The music by São Paulo trio Meta Meta fused punk, jazz, samba, Afrobeat, and candomblé into a compelling visceral soundscape. The dancers were driven by the music to keep moving — they seemed to be on an increasingly demanding quest for something. Solos and partnering interludes were executed with wonderful grace and speed. The performers moved with an ever-renewed energy — they were perpetual motion machines on the hunt for transcendence. Something was not quite right, though, because they couldn’t stop, they couldn’t reach nirvana.

These terrific dancers must be individually acknowledged: Agatha Faro, Bianca Victal, Davi Gabriel, Dayanne Amaral, Debora Roots, Edesio Nunes, Giulia Madureira, Isabella Accorsi, Jonatas Itaparice, Jonathan de Paula, Karen Rangel, Luan Barcelos, Lucas Saraiva, Malu Figueroa, Rafael Bittar, Rafaela Fernandes, Tris Martins, Vitória Lopes, and Walleyston Malaquias.
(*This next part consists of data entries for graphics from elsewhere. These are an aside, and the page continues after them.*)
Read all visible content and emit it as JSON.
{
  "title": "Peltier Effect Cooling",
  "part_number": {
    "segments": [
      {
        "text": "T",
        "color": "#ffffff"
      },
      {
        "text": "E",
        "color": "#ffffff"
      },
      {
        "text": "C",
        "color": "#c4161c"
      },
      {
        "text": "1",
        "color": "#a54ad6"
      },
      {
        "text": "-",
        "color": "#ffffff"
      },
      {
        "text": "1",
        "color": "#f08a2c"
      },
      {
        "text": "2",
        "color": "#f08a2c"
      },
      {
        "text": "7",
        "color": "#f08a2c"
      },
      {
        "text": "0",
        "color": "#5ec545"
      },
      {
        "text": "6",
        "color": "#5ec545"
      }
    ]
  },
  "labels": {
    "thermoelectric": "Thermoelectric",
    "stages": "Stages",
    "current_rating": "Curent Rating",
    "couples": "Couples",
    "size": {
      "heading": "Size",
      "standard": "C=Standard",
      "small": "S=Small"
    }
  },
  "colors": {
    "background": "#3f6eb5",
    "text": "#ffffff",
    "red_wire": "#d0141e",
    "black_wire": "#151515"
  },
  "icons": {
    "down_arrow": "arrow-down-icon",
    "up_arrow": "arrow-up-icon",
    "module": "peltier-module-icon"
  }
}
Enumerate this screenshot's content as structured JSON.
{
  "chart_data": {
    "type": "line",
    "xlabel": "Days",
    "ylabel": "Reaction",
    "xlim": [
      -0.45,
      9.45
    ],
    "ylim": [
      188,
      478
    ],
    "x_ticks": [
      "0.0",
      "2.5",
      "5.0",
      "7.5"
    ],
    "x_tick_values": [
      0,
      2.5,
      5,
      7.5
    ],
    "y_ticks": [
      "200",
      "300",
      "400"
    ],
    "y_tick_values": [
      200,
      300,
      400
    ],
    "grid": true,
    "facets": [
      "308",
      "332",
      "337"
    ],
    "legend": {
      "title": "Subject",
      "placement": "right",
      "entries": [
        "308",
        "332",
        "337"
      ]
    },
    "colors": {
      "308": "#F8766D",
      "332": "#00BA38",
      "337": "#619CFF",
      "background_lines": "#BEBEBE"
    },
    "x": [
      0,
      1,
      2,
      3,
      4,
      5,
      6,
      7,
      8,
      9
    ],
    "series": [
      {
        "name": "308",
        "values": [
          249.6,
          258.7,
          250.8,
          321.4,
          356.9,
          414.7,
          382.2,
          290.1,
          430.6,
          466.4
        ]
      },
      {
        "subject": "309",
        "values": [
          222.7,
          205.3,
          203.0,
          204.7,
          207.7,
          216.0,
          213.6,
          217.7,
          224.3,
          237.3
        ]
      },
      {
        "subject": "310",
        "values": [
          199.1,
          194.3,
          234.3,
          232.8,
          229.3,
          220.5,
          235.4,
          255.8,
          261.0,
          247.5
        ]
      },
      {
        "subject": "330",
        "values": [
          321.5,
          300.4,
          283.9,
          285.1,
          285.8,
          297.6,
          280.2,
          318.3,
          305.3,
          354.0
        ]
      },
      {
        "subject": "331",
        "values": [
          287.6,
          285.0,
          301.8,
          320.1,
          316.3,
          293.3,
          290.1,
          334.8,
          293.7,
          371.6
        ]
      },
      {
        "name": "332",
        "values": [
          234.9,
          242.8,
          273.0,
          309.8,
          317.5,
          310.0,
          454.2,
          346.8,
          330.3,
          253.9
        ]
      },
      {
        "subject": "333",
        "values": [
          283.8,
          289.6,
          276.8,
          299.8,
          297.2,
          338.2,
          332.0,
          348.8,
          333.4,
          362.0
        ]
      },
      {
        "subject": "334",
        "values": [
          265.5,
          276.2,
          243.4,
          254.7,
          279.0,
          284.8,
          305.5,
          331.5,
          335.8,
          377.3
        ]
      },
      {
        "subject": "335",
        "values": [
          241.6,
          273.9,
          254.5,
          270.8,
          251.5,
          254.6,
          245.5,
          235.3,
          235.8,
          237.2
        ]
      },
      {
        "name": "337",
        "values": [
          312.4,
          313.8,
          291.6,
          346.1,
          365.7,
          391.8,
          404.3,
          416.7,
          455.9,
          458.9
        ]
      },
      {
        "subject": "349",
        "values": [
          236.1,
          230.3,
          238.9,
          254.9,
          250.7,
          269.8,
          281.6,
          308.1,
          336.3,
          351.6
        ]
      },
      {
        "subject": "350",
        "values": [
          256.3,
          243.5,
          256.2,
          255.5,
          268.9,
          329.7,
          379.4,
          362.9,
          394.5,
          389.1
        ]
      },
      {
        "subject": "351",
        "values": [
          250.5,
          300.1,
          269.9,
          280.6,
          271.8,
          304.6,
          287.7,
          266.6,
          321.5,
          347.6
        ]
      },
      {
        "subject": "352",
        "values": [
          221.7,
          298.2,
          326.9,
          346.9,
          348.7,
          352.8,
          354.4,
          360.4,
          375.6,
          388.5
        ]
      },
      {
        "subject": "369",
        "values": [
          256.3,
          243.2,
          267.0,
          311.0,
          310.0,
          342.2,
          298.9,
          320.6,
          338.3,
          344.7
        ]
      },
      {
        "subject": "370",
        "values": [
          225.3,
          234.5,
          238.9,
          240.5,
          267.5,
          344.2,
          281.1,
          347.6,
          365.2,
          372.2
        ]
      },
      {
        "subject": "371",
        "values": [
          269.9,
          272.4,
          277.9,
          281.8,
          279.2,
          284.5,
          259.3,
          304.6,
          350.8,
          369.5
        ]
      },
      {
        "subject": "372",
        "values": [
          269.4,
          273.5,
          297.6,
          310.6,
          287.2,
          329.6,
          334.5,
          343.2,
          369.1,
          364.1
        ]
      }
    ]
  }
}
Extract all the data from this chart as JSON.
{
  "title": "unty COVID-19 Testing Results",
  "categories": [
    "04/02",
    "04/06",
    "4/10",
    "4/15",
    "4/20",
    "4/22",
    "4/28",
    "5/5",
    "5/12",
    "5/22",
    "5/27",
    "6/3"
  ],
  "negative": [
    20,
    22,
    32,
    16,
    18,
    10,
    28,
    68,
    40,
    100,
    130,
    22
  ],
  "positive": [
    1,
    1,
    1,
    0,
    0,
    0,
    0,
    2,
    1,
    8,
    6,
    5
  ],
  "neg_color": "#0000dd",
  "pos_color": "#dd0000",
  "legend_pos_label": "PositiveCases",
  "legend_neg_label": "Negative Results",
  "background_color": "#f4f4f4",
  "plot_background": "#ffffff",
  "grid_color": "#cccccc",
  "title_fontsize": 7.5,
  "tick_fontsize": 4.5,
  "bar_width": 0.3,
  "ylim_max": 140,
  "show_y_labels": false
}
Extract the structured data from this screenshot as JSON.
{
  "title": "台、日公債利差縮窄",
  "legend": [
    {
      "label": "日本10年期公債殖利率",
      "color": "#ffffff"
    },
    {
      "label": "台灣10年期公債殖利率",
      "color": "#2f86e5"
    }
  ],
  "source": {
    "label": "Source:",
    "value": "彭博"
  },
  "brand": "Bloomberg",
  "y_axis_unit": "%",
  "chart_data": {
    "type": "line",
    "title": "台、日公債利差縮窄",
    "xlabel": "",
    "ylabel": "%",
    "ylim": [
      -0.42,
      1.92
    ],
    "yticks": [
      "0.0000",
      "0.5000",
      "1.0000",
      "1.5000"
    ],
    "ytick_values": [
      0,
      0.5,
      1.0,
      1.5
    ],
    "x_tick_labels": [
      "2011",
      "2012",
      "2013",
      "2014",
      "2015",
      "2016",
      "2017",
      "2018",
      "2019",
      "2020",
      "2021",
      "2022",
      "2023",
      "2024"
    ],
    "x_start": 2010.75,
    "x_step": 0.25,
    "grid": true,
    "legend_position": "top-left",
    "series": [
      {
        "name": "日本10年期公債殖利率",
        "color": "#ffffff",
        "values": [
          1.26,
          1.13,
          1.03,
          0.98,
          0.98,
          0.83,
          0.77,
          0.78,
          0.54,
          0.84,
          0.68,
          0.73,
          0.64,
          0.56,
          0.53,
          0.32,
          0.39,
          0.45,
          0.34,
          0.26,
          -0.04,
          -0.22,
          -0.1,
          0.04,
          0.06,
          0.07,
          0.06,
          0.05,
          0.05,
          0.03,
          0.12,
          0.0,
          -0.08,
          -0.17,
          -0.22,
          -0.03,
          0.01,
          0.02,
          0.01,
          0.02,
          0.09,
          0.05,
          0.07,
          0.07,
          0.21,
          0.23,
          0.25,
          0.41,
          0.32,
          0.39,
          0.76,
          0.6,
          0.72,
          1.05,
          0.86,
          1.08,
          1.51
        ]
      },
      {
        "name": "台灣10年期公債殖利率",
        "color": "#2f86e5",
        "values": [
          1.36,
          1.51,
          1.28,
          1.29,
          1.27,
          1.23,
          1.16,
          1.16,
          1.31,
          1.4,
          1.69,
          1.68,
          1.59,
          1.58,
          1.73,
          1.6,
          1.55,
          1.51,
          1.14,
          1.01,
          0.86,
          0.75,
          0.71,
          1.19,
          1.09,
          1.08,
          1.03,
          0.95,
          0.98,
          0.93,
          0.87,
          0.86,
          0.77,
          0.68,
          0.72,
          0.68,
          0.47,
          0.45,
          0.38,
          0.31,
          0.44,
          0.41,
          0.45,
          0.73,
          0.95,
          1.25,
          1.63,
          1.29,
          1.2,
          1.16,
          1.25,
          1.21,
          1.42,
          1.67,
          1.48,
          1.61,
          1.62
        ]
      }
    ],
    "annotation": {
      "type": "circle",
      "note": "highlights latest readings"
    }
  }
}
Rodrigo Pederneiras founded the company in 1975 in Belo Horizonte, Brazil. The program informs us that, in the performances of Grupo Corpo, “all facets of Brazil: past and future, erudite and popular, foreign influence and local color, and the urban and the suburban come to being as art. Brazilian art. World art.” This splendid company is a sui generis international ambassador.


Jessica Lockhart is a National Endowment for the Arts Fellow in Dance Criticism and has a BA in Communication from the University of Southern Maine. Lockhart is a Maine Association of Broadcasters award-winning independent journalist. Currently, she also works as program director at WMPG Community radio.